Desenho de autoria da minha filha Luíse de 5 anos.

   Contam que um instrutor de voo que era gago falava com certa frequência: “vo-voar é para pa-pássaro”. Nunca con-concordei tanto com a-a-algo.
   Quem tem ‘respeito’ por avião tem certeza que voar é para pássaro. Na eminência de pegar um voo direto Porto Alegre-Lisboa no último dia 4 de outubro, para driblar esse ‘respeito’, comprei um colar com círculos de todos os tamanhos, logo pensei que na hora de decolar poderia ser boa estratégia para despistar meu inimigo interior, se ficasse contando as bolinhas, mas enquanto aquela coisa subia nem me lembrei se tinha pescoço, quanto mais colar.
   Dias antes, visitando amigos, um recomendou-me tomar um remedinho “você dorme e só acorda quando chega lá”, logo descartei isso, pois dizem que tudo que ingerimos tem o efeito dobrado lá no ar... humm.... pressão baixa, medo, e remedinho vezes dois? O outro amigo disse que eu não me importasse, porque se acontecer algo é tudo muito rápido... (rápido?... O quê?), foi quando marido assinalou com a fala definitiva: “Ana tu não vai acabar assim”, (mas existia essa possibilidade de... de...? SOCORRO!).
   É entrar no avião e começa a seção tortura: livrinho com ilustrações de “o que fazer em caso de emergência”, com bonequinhos sorridentes, - se as companhias aéreas fossem francas, seria um livro em branco. “Cairão máscaras de oxigênio”, “embaixo da poltrona você encontrará o colete salva-vidas”... (SOCORRO!)
   Nessa hora todas as frases clichês do tipo: “você tem que enfrentar seus medos”, parecem clichê em dobro, talvez efeito dos pés de altura. E ainda mais o voo teria 10h45 de duração, simmmm... significa ter medo de uma coisa e ter que ficar dentro dessa coisa todo esse tempo: o regulamentar, mais prorrogação e pênaltis.
   Entre decolar e até o avião emparelhar, se é que aquilo emparelha, tenho vertigem e descobri que existe um cardápio delas – vertigens para frente, para os lados..., e nada de sentir minha fisgadinha da sorte no joelho. Pois tenho há muitos anos “uma lesão no ligamento cruzado do joelho direito” – foi assim que o ortopedista se referiu. Não sei por que, mas toda vez que sinto a dorzinha da lesão acontece algo bom, mas nada de senti-la... Depois de algumas horas de voo, ela começou.

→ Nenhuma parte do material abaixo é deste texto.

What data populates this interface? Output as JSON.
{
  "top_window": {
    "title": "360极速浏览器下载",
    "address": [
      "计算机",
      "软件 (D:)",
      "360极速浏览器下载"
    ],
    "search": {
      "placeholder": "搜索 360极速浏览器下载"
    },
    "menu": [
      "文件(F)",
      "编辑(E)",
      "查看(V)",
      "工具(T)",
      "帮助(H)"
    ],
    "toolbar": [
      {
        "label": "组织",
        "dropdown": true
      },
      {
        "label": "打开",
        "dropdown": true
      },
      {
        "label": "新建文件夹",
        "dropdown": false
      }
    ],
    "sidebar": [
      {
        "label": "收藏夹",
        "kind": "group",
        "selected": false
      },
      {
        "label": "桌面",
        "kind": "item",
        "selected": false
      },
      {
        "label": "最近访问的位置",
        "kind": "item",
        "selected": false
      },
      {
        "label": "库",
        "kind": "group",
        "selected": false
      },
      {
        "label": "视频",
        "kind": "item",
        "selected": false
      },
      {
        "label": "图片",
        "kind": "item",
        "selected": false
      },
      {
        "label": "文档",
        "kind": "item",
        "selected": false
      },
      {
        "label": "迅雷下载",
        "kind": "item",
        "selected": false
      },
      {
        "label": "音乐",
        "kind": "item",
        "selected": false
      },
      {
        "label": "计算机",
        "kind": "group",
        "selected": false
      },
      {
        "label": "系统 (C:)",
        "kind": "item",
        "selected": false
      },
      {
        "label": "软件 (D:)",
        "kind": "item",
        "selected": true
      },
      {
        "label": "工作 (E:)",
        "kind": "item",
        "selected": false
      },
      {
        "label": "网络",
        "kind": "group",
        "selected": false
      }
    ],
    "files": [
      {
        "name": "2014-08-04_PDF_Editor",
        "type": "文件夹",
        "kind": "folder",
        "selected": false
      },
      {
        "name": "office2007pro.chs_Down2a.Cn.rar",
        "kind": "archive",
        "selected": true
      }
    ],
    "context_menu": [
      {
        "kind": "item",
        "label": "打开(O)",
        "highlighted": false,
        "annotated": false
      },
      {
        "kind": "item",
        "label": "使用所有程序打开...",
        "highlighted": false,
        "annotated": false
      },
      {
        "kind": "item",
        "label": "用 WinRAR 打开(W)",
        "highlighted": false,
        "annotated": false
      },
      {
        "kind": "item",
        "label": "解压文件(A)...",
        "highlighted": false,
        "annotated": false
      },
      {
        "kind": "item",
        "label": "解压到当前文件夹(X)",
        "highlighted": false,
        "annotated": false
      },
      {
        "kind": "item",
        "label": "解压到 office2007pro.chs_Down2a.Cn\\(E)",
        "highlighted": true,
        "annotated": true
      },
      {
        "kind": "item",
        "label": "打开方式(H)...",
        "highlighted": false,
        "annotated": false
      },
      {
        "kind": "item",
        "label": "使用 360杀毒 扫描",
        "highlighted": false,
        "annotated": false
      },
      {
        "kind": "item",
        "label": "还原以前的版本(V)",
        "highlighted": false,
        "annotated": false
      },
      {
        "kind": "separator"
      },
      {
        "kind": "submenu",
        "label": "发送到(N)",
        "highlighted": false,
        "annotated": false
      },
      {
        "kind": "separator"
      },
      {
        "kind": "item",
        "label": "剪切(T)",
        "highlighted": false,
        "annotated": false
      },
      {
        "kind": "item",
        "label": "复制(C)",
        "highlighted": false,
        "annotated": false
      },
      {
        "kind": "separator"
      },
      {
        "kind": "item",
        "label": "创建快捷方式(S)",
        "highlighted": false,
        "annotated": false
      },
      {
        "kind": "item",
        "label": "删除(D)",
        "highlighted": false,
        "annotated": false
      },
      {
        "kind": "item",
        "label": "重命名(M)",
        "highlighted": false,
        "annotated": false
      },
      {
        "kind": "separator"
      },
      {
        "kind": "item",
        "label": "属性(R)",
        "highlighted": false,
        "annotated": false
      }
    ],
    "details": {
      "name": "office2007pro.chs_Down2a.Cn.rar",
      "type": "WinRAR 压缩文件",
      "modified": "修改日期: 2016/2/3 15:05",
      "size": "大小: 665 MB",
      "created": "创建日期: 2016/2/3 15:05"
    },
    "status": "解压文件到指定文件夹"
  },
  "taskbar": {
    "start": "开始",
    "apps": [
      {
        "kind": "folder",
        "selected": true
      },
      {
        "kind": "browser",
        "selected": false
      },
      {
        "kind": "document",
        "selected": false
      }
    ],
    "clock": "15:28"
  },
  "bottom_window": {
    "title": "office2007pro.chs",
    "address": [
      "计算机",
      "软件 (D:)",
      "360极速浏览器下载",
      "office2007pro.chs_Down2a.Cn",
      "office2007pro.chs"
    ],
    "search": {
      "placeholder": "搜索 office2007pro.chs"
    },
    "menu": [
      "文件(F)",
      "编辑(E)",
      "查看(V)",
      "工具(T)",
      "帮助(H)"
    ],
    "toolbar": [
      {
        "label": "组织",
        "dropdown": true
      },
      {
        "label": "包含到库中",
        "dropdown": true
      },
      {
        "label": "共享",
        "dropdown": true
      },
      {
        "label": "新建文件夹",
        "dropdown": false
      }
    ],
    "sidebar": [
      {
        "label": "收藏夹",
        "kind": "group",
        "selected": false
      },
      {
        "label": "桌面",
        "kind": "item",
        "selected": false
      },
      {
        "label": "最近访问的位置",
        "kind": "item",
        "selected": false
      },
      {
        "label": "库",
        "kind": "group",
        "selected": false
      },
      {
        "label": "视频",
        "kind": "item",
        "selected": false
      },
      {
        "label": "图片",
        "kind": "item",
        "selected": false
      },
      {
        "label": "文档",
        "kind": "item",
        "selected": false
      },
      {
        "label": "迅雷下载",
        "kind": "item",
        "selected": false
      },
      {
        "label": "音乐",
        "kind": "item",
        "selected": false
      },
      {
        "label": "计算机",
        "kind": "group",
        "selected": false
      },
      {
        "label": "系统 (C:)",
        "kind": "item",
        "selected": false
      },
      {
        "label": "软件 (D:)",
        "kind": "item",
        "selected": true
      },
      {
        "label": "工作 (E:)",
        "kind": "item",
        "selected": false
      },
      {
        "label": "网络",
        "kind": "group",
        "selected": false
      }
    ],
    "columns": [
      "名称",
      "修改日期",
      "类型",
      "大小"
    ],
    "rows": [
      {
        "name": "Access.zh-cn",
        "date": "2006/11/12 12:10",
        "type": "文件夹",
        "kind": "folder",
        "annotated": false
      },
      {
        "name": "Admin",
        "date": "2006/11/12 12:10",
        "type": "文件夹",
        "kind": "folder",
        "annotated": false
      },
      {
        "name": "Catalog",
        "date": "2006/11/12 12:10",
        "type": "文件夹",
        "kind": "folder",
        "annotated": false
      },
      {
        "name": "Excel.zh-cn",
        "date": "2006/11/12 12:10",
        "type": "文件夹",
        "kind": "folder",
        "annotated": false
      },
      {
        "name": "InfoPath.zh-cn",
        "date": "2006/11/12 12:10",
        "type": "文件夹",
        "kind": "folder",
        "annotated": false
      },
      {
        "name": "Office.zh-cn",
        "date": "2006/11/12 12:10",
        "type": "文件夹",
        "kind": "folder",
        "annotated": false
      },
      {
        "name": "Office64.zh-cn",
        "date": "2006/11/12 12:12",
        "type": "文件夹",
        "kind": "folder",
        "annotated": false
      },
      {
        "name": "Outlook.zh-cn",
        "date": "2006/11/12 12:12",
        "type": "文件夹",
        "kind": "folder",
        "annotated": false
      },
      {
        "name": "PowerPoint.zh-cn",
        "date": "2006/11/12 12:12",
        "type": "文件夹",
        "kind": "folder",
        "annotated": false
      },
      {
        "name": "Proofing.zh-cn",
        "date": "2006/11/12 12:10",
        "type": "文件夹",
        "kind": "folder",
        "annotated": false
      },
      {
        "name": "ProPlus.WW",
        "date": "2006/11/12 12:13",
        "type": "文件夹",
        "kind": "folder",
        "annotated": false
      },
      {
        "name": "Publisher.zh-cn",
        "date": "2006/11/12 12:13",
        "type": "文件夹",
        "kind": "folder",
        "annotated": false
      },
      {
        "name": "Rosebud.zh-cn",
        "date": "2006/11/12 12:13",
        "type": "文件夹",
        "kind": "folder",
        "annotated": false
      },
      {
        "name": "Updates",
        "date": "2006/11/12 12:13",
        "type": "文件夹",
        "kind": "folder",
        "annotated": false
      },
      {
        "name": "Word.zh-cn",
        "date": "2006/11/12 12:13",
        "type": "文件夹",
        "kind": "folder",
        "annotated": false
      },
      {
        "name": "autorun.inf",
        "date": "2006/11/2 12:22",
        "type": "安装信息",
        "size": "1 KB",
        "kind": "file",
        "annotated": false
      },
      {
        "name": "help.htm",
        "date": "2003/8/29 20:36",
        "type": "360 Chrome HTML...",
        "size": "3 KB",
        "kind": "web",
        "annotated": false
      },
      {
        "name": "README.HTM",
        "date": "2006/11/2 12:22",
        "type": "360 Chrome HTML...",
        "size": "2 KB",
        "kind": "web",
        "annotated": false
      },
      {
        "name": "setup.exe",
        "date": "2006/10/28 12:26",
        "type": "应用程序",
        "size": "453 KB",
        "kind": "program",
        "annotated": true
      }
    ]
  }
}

Aleluia! Para comemorar, levantei-me – sim eu caminhei no avião! – e me dirigi aos fundos para pegar um copo de suco ‘natural’ de laranja.
   O que me impressiona é como dormem dentro daquilo, tinha um sujeito atrás de mim que roncava! Será que tomou o remedinho? Lembrei-me de algumas milongas preferidas, esse ritmo dos pampas que sempre me acalma, e arrisquei ir ao toillet, foi quando descobri que não sentia medo dentro do banheiro do avião, por quê? E tornei-me assídua frequentadora.
   Nunca entendi também porque as turbulências se intensificam na hora da refeição. Será que só eu percebo isso? Mas..., não comer a sobremesa no último jantar do Titanic pode não ter sido a opção certa. Então, minha comida sumiu rapidinho.
   Durante o voo, não consegui assistir ao filme ‘El cuento chino’, com meu ator preferido Ricardo Darín, não me concentrei, - perdón, Darín. Então deixei no desenho dos Flintstone, e o “Yaba Daba Dooo” funcionou! Digamos..., mais de duzentas vezes.
   E finalmente o comandante anunciou os procedimentos de aterrissagem. De novo esqueci de contar as bolinhas do meu colar, mas me agarrei ao golfinho de pelúcia que minha filha levava, até ouvir o ruído do ‘puf’. Estamos em terra firme, é a glória do puf! Além disso, a certeza de que se vo-voar é para pa-pássaro, viver é para todos nós.
   Por terra, mar ou ar, nos agarremos às oportunidades sem pensar se serão únicas, porque tentar viver vale mais que muitos me-medos. Boa viagem!

Durante o voo, tentando disfarçar o me-medo,
enquanto um sujeito lá atrás dormia e ainda com a janela aberta (SOCORRO!)

Iahuuuu! Chegada no aeroporto de Lisboa! 
Viva à Terra-Mãe!
Recompensa: sentir a liberdade ao lado de um penhasco em Zambujeira do Mar,
ali, pertinho do céu!
Nem me lembrei que tenho medo de altura.

No penúltimo dia, em Cabo da Roca, ponto mais ocidental da Europa,
foi quando me dei conta que não poderia regressar nadando...

Sugestão de música para tranquilizar - milonga uruguaia para a alma.